Single-Instance/​Basic Deployment

Getting started with Cribl Stream on a single instance


For small-volume or light processing environments – or for test or evaluation use cases – a single instance of Cribl Stream might be sufficient to serve all inputs, event processing, and outputs. This page outlines how to implement a single-instance deployment.

This page also provides system requirements and startup procedures for a distributed deployment.

Architecture

Requirements

OS

  • Linux kernel >= 3.10 and glibc >= 2.17.

Example distributions: Ubuntu 16.04, Debian 9, RHEL 7, CentOS Linux 7, 8, or CentOS Stream 9, SUSE Linux Enterprise Server 12, Amazon Linux 2.

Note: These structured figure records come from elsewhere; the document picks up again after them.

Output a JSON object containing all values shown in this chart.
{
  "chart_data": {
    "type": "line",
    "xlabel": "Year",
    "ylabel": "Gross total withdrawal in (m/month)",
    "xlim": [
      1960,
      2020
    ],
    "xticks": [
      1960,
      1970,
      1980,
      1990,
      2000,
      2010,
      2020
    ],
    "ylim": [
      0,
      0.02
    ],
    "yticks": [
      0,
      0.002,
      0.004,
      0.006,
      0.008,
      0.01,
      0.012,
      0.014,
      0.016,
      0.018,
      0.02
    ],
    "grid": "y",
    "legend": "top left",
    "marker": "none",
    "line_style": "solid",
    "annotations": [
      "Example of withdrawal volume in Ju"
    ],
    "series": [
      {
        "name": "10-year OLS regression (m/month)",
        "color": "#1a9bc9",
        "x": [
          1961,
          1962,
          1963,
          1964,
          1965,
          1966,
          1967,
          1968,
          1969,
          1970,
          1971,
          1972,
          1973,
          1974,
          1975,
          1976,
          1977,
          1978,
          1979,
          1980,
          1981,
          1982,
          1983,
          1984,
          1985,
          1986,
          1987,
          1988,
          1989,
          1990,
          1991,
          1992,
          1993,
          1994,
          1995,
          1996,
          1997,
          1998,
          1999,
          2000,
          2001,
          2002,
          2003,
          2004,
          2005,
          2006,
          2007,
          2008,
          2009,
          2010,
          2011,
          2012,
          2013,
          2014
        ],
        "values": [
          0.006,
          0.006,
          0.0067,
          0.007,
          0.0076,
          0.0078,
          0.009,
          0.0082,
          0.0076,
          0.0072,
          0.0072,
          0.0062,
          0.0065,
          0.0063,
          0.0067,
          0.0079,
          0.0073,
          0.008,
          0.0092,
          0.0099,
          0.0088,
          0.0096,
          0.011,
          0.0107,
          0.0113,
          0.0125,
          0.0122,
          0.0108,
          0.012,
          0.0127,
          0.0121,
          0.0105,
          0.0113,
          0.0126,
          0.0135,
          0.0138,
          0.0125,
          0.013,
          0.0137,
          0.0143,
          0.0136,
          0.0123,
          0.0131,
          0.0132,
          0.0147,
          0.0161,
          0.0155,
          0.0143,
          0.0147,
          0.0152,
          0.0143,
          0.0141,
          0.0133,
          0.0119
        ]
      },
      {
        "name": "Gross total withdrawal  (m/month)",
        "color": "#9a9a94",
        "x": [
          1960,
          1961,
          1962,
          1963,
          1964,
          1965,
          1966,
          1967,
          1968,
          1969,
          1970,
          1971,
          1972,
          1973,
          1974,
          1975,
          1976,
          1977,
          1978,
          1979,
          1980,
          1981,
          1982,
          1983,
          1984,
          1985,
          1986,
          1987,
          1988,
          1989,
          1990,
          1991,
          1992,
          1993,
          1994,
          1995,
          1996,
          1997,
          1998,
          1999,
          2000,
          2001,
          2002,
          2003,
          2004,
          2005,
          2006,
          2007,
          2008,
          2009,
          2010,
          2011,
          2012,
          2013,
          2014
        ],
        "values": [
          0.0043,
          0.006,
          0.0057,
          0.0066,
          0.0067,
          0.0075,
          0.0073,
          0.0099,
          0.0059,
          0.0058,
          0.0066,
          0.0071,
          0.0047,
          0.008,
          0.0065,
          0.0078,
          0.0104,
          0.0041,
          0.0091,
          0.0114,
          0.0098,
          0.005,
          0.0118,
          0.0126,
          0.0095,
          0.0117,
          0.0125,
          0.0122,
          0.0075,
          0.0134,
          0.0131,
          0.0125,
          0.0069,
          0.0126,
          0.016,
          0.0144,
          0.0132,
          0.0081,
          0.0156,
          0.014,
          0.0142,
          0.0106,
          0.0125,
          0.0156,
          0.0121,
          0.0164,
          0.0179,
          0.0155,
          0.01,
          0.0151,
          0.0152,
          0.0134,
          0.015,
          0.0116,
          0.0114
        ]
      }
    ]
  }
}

Tested so far on Ubuntu (14.04, 16.04, 18.04, and 20.04), CentOS 7.9, and Amazon Linux 2.

System

  • 1 GHz (or faster), 64-bit CPU.
  • 4+ physical cores, 8 GB+ RAM – all beyond your basic OS/VM requirements.
  • 5 GB free disk space (more if persistent queuing is enabled).

Browser

  • The five most-recent versions of Chrome, Firefox, Safari, and Microsoft Edge.

SELinux Support

Here, enforcing mode is supported, but not required.

All quantities listed above are minimum requirements. To fulfill these requirements using cloud-based virtual machines, see Recommended AWS, Azure, and GCP Instance Types.

System Requirements Details

We assume that 1 physical core is equivalent to 2 virtual/​hyperthreaded CPUs (vCPUs) on Intel/Xeon or AMD processors; and to 1 (higher-throughput) vCPU on Graviton2/ARM64 processors. For additional details, see Estimating Number of Cores.

Your total memory allocation per host must accommodate all Worker Processes’ memory usage, plus host OS requirements. Each Worker Process might use up to the maximum heap size, plus some Node.js overhead that isn’t part of heap, plus a third memory draw that will scale upward with configuration details like your type and number of Destinations. Always monitor your Nodes’ memory usage – and especially, check for new requirements after configuration changes like adding new Destinations. For additional details, see Estimating Memory Requirements.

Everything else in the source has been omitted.